In an affidavit, Mankowitz averred that Kennedy Krieger Institute hired Smelgus from Scientific Labs to perform the 1993 test, and that he did not discuss the 1993 report with anyone until after the trial. Mankowitz averred that, although appellant has hired Smelgus and Scientific Labs to conduct XRF testing on its properties, when it does so, Smelgus used his own test report forms rather than Kennedy Krieger Institute test report forms. Smelgus averred in his affidavit that Scientific Labs performed the 1993 test for Kennedy Krieger Institute.

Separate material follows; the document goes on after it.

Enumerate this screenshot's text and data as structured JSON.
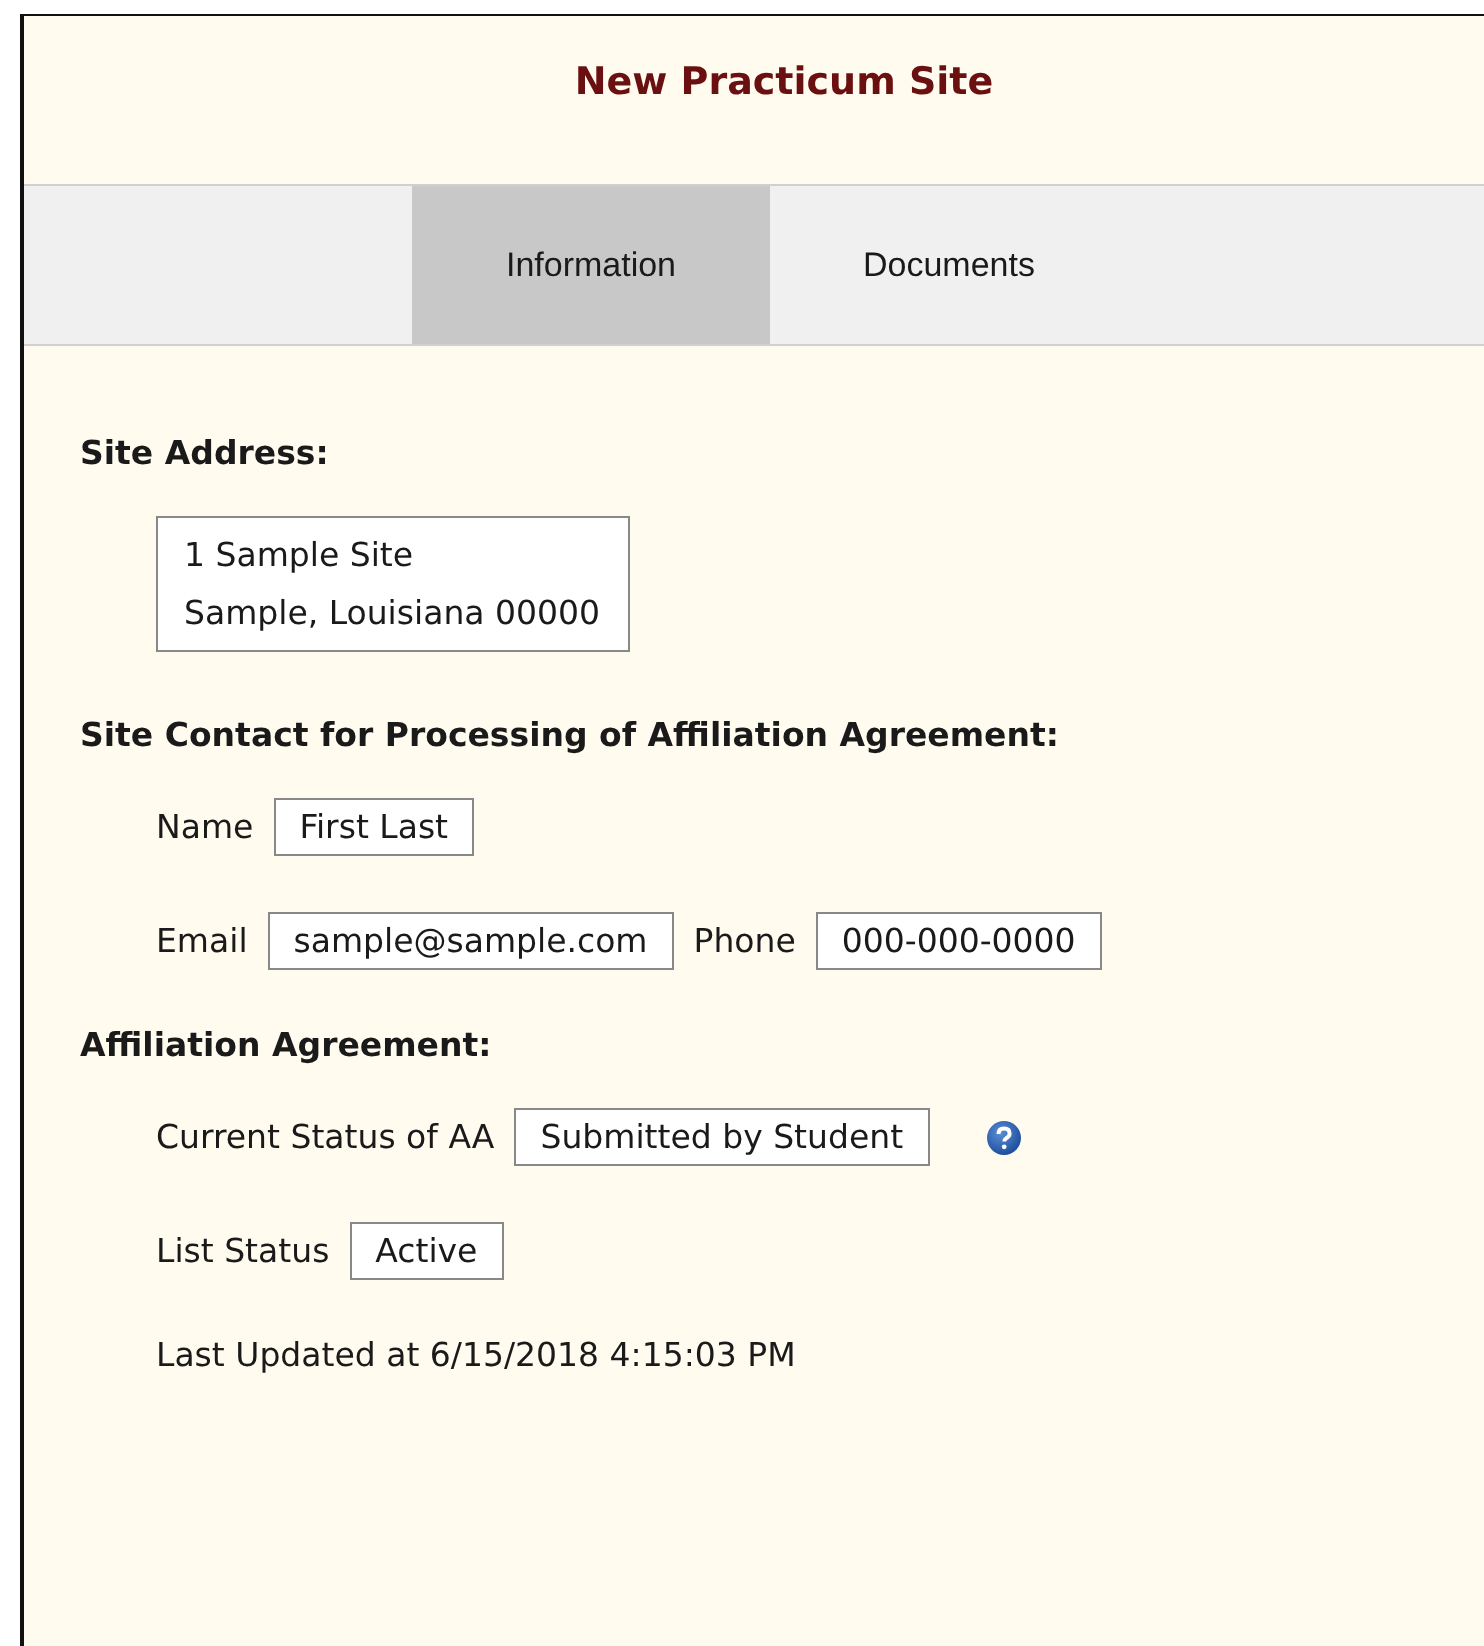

In Dixon, 206 Md.App. at 185-86, 202, 47 A.3d 1038, an asbestos case, we held that the plaintiff's expert's opinion that "every exposure to asbestos[,]" even a single event, "is a substantial contributing cause" to the development of mesothelioma, "lacked any information that would `assist the trier of fact to understand the evidence or to determine a fact in issue' as required by [Maryland] Rule 5-702." In Dixon, id. at 197, 47 A.3d 1038, we held that such testimony was inadmissible absent quantitative epidemiological evidence supporting its conclusions. We conclude that Dr. Sundel's testimony is akin to the situation in Dixon. Although Dr. Sundel did not explicitly testify that no blood lead level was safe or that every exposure to lead was a substantial contributing cause of appellee's injuries, when asked "so although the CDC set the action level at ten [micrograms per deciliter], that doesn't mean less than ten is safe necessarily, does it?[,]" Dr. Sundel agreed, "[n]o, it doesn't." Dr. Sundel's response demonstrated his belief that blood lead levels under ten micrograms per deciliter are unsafe. Dr. Sundel failed to provide, however, any explanation for his belief that blood lead levels under ten micrograms per deciliter were unsafe or to cite any study or report supporting his conclusion. Accordingly, as in Dixon, id. at 202, 47 A.3d 1038, such testimony "lacked any information that would `assist the trier of fact to understand the evidence or to determine a fact in issue[,]'" and should have been excluded.